Il progetto prevede una prima parte composta di una centrale operativa di 700 metri quadrati su un solo piano terra, una piazzola di atterraggio, l’impianto di illuminazione per volo notturno e l’impianto per il rifornimento di carburante, l’impianto antincendio con schiumogeni, un hangar prefabbricato per un elicottero, area di sosta elicotteri tra atterraggio e hangar, piazzali esterni e parcheggi operatori 118. Il complessivo costo delle opere, racchiuse in un complesso assolutamente autonomo e funzionale, è pari a circa 4milioni di euro di cui 2milioni e 100mila in capo all’Emilia-Romagna.

“E pure in un giorno di vittoria per la nostra terra, mi rimane un retrogusto amaro per aver dovuto assistere in questi anni a lotte meschine che tutto promettevano, ma nulla di buono. Ciò non ha cambiato comunque il mio spirito e il mio impegno. Mi attiverò immediatamente, in qualità di presidente del Comitato ristretto, presso la direzione della Asl, per promuovere l’avvio delle procedure che porteranno alla sottoscrizione dell’accordo”, conclude il primo cittadino aquilano.

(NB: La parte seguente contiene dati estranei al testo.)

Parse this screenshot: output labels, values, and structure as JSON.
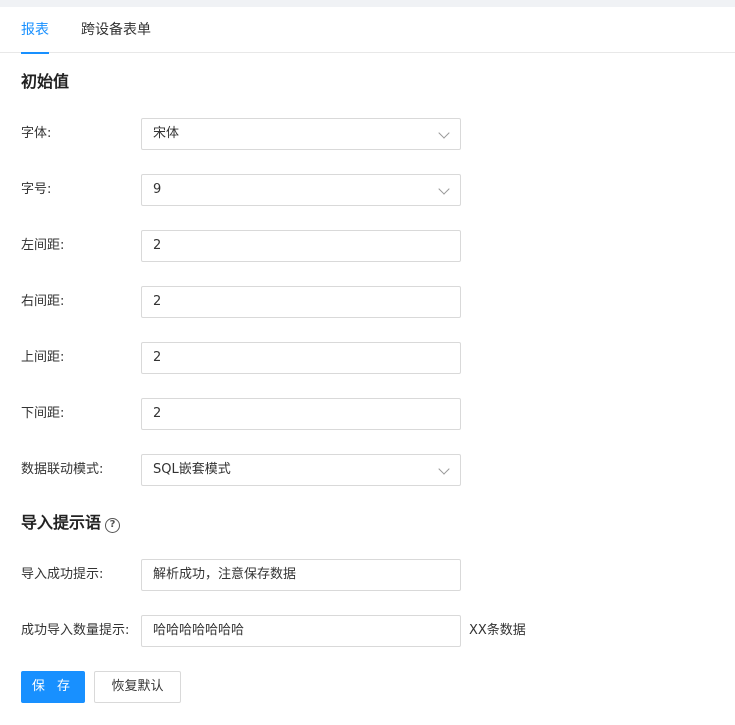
{
  "tabs": [
    {
      "label": "报表",
      "active": true
    },
    {
      "label": "跨设备表单",
      "active": false
    }
  ],
  "section_initial": {
    "title": "初始值",
    "fields": [
      {
        "label": "字体:",
        "value": "宋体",
        "type": "select"
      },
      {
        "label": "字号:",
        "value": "9",
        "type": "select"
      },
      {
        "label": "左间距:",
        "value": "2",
        "type": "input"
      },
      {
        "label": "右间距:",
        "value": "2",
        "type": "input"
      },
      {
        "label": "上间距:",
        "value": "2",
        "type": "input"
      },
      {
        "label": "下间距:",
        "value": "2",
        "type": "input"
      },
      {
        "label": "数据联动模式:",
        "value": "SQL嵌套模式",
        "type": "select"
      }
    ]
  },
  "section_import": {
    "title": "导入提示语",
    "help_icon": "question-circle-icon",
    "fields": [
      {
        "label": "导入成功提示:",
        "value": "解析成功，注意保存数据"
      },
      {
        "label": "成功导入数量提示:",
        "value": "哈哈哈哈哈哈哈",
        "suffix": "XX条数据"
      }
    ]
  },
  "buttons": {
    "save": "保 存",
    "reset": "恢复默认"
  },
  "colors": {
    "accent": "#1890ff",
    "border": "#d9d9d9"
  }
}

L’assessore regionale alle Aree interne, Guido Liris sottolinea che “la centrale unica per la gestione delle maxi emergenze all’Aquila diventerà realtà grazie all’impegno del presidente Marco Marsilio e di questo governo regionale.  È stata sbloccata una situazione che gridava vendetta, anni di paralisi su cui esistono precise responsabilità. Ciò che conta ora, però, è che la Regione, di concerto con il Comune dell’Aquila, è riuscita a centrare l’obiettivo, anche grazie alla decisiva collaborazione del governatore dell’Emilia Romagna Stefano Bonaccini. Si è arrivati così allo schema di accordo che prevede l’erogazione di 2,1 milioni di euro, donati con grande generosità dall’Emila Romagna dopo il terremoto del 2009, ai quali la Regione Abruzzo aggiungerà i risparmi provenienti dai ribassi d’asta per la realizzazione del Covid Hospital di Pescara”.

“In questo modo si realizzerà il progetto, così come rimodulato dall’Asl, che prevede una centrale operativa di 700 metri quadrati, una piazzola per l’elisoccorso, un hangar prefabbricato e tutte le attrezzature esterne necessarie per creare un hub delle emergenze. È un traguardo importante che cancella anni di polemiche e tensioni ingiustificabili che hanno rischiato di far tramontare un progetto avveniristico per la città dell’Aquila e per l’Abruzzo intero”.